725 Millionen Dollar zahlt Sulzer Medica den Patienten, die infolge verunreinigter Hüft- oder Kniegelenkimplantate eine zweite Operation über sich ergehen lassen mussten, teilte Sulzer Medica am Samstagabend mit. Der ehemaligen Mutterkonzern Sulzer beteiligt sich mit weiteren 275 Millionen Dollar an der Entschädigungssumme.
Entscheidender Meilenstein
Die am Freitagabend in Cleveland (Ohio) unterzeichnete Grundsatzvereinbarung sei ein entscheidender Meilenstein auf dem Weg zur Lösung des US-Schadenfalls von Sulzer Orthopedics, wird Sulzer-Medica-Konzernchef Stephan Rietiker zitiert.
Die 725 Millionen Dollar, die Sulzer Medica zum Vergleich beisteuert, werden bar ausbezahlt. Davon muss Sulzer Medica 300 Millionen Dollar als Kredit in Form von festverzinslichem Fremdkapital aufnehmen.
Die Kosten seien zu verkraften, wird Rietiker weiter zitiert. Er gehe davon aus, dass es kaum Einzelklagen geben werde, da die Patienten höhere Entschädigungen enthielten. Das Verbot von Einzelklagen wurde bis 22. Februar verlängert.
Bis jetzt seien bei 2'786 Patienten das Hüftgelenk- und bei 561 Patienten das Knieimplantat ersetzt worden. Für die definitive Grundsatzvereinbarung werde von 4'000 Reoperationen ausgegangen.
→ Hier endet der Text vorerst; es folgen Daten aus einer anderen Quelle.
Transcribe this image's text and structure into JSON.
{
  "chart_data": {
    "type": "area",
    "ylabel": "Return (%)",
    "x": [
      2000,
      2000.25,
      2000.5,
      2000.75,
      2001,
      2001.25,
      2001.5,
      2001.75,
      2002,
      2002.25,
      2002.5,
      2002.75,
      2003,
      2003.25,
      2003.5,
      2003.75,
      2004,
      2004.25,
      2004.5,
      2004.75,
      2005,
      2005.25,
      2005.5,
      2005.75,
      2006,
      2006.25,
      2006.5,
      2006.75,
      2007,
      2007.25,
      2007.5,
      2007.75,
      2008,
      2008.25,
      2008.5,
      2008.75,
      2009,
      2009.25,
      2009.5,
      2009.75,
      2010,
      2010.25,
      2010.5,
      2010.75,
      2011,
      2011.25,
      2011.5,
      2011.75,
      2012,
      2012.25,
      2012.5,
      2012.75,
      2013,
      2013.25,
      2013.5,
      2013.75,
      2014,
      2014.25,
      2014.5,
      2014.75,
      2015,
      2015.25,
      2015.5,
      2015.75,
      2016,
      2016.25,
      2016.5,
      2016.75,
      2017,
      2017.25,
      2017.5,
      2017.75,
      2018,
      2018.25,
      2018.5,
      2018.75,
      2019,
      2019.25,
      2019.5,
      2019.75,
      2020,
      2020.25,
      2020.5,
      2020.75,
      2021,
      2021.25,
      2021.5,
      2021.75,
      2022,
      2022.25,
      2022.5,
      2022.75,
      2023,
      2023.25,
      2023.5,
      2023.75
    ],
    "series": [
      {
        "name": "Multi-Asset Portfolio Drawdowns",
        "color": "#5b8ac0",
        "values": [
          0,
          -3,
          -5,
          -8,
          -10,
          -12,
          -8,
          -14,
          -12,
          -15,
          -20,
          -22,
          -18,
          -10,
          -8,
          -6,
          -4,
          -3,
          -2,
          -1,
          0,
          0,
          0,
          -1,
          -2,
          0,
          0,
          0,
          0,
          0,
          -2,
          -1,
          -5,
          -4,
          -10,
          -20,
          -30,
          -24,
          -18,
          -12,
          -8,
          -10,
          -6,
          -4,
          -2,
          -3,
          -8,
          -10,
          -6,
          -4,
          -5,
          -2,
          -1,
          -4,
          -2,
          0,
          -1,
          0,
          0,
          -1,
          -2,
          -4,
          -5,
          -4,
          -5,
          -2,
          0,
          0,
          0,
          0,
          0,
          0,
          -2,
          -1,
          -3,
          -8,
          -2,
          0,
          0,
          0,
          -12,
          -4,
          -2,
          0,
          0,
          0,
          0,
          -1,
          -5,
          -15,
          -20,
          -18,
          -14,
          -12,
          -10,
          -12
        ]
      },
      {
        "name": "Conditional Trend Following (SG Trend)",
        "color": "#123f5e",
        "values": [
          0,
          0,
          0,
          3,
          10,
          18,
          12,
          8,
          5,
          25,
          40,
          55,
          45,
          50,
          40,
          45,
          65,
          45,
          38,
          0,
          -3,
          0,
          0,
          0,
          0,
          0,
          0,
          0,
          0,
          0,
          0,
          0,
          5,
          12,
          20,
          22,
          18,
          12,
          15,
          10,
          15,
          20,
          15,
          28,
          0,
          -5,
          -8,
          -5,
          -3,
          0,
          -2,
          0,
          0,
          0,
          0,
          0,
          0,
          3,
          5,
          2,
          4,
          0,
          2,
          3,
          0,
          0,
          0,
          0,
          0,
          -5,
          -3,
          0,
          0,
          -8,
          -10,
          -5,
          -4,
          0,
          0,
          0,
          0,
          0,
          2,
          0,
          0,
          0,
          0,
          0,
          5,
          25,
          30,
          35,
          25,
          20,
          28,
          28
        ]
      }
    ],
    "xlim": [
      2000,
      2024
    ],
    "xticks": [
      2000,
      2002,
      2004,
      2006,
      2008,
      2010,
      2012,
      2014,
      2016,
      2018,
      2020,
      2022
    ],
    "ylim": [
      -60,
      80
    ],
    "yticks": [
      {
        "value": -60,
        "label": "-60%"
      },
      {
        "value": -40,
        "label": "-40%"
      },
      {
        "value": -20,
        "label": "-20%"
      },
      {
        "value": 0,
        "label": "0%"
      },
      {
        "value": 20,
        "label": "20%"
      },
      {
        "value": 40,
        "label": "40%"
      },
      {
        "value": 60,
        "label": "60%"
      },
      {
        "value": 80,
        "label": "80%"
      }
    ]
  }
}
Einzelklagen gegen Sulzer sistiert
Jetzt beteiligen sich auch Sulzer und die Winterthur Versicherung an der Grundsatzvereinbarung. Die Einzelklagen gegen Sulzer wurden deswegen ab sofort sistiert. Sulzer sieht dies weder moralisch noch juristisch als Schuldeingeständnis, sondern will sich vor Restrisiken des US-Rechtssystems schützen und so Klarheit schaffen.
Insgesamt 275 Millionen Dollar zahlen Sulzer und die Winterthur. Aus der Versicherungsdeckung bei der Winterthur wird die Police des Jahres 2000 im Betrag von rund 200 Millionen Dollar zum Vergleich beigesteuert. Über Zahlungen aus der Police von 2001 werde noch verhandelt, hiess es in der Mitteilung.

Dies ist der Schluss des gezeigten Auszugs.